Конечно, было невозможно запретить злоупотребление Тетраграмматоном, особенно в колдовстве.

Во II веке до н. э. один еврейский писатель воображал, будто Моисей одолел фараона произнесением Имени, и еще в IV веке н. э. еврейские колдуньи клялись Тетраграммотоном. Повсюду в мире она также использовалась магами и писалась на амулетах. Однако, как следует из транскрипции, колдуны произносили данное имя неточно (как "Иу", например) и потому лишали его действенности. Потомки Аарона сумели сохранить в тайне произношение Тетраграмматон, так что Имя остается невыразимым и святым до сегодняшнего дня.

И если мы не в состоянии описать Божество, кроме как антропоморфически, так же мы не можем говорить о Его власти, кроме как в терминах земной власти: небесный Владыка также должен иметь Свой двор. В иудаизме, однако, называются ли они "Члены Божественного Порядка" (benei Elohim) или "Святые Существа" (kedoshim) или seraphim, эти служители не имеют отдельного существования как малые божества. Они всего лишь посланники Бога (malakhim; по-гречески, angeloi "ангелы"), орудия Божьей воли.

Когда Иерусалим стал частью великой персидской и эллинистической империй, тогда, естественно, надо было подумать, что Господу Царей нужен еще более сложный административный аппарат, чем у Дария или Птолемея. И таковой действительно имелся, как Небесное Воинство, Божья "сила", откуда небесные воины посылались для вмешательства в дела людей; небесный всадник в истории Гелиодора имел внешность офицера македонской кавалерии.

У Бога была Своя стража, "Хранители", сопутствовавшие Божеству при Богоявлении. Семь святых архангелов, приближенные ангелы, которые входили и выходили, предшествуя (то есть шествуя перед) славе Божьей, они были похожи на тех семерых персидских вельмож, которые одни имели право беспрепятственного входа к шаху. Четверо из этих высших ангелов стали Михаилом, Гавриилом, Рафаилом и Уриэлем. Р. Шимон бен Елеазар (около 200 г. н. э.) заметил, что имена этих индивидуализированных ангелов были принесены евреями из Вавилонского пленения.

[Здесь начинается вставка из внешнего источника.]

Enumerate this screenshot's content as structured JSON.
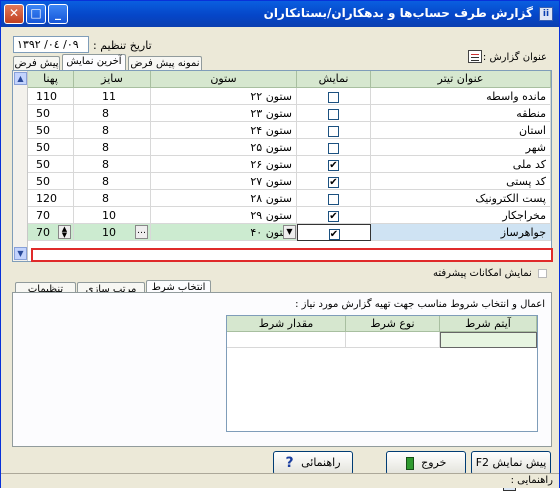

Ангелы считались такими духами, которые способны принимать, когда нужно, вид людей. Некоторые размышляли об их природе и интересовались, были ли они созданы, обрезаны и соблюдали ли они субботу. Евреи из рода в род знали, что Небесное Воинство служит Богу и славит Создателя; считали даже, что движение небесных светил или ветра направляется ангелами. Но простые люди, занятые собой и своими собратьями, почитали небесных посланцев посредниками между ними и Богом. Ангелы доносили молитвы Богу, предстательствовали от имени благочестивых и сходили на землю им помочь. Бог услышал голос невинной Сусанны и послал ангела ей в помощь. Левий просит ангела открыть ему свое имя, чтобы он мог призывать его в нужде (Завещание Левия 5:5). Впрочем, у нас нет свидетельств поклонения ангелам в эллинистический период.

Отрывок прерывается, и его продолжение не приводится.